How would you call this when starting with an std::array? Well, once you've got your Is..., all you need is

val_sum()(std::get<Is>(arr)...);

which you may wrap within your own interface. Note that in C++14, std::array::operator[] is constexpr, so this would just be

val_sum()(arr[Is]...);

Now, to your questions:

1) Forwarding: Yes, std::get is forwarding array elements into val_sum, which is recursively forwarding everything to itself. So all that remains is your own interface to forward the input array, e.g.
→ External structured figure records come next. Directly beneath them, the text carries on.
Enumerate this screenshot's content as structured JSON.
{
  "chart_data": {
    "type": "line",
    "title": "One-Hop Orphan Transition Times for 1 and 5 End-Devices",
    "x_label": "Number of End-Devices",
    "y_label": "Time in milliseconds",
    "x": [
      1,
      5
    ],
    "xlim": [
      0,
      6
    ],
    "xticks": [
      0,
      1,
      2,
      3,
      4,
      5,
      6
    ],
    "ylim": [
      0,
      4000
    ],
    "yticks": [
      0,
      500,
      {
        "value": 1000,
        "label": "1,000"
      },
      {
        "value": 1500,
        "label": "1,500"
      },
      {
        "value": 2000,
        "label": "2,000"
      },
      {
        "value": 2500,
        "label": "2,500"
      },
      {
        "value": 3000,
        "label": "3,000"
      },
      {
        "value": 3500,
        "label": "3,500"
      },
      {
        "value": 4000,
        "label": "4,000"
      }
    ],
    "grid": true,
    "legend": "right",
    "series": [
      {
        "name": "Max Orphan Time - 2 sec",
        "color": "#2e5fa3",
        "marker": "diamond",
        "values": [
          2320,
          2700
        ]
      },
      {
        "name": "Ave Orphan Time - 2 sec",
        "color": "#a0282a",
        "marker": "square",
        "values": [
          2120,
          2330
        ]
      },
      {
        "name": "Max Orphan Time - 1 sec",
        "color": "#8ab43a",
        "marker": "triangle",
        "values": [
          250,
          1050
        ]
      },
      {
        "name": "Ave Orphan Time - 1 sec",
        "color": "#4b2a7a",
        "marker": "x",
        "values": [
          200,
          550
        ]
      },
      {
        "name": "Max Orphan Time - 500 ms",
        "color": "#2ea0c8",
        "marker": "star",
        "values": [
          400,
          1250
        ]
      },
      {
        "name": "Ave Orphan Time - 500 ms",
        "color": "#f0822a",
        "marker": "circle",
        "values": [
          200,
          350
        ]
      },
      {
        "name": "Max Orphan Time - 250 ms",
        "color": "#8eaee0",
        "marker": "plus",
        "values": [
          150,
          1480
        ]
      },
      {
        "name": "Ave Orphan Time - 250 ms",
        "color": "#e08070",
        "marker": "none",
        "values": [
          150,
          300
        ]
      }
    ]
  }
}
template <typename A, /* enable_if to only allow arrays here */>
constexpr auto sum(A&& a) -> /* return type here */
{
    return sum(std::forward<A>(a), gen_seq_array<A>{});
}

and so on, where gen_seq_array would take the raw type of A (std::remove_ref, std::remove_cv etc.), deduce N, and call gen_seq<N>{}. Forwarding makes sense if array elements have move semantics. It should be everywhere, e.g. the call of val_sum above would be something like

val_sum()(std::get<Is>(std::forward<A>(a))...);

2) Return type: As you have seen, I am using std::common_type as the return type, which should do for sum and most common arithmetic operations. This is already variadic. If you'd like your own type function, it's easy to make a variadic out of a binary type function, using template recursion.

My own version of common is here. It's a bit more involved, but it is still a recursive template containing some decltype to do the actual work.

In any case, this is more general than what you need, because it's defined for an arbitrary number of any given types. You only have one type T in your array, so what you have should be enough.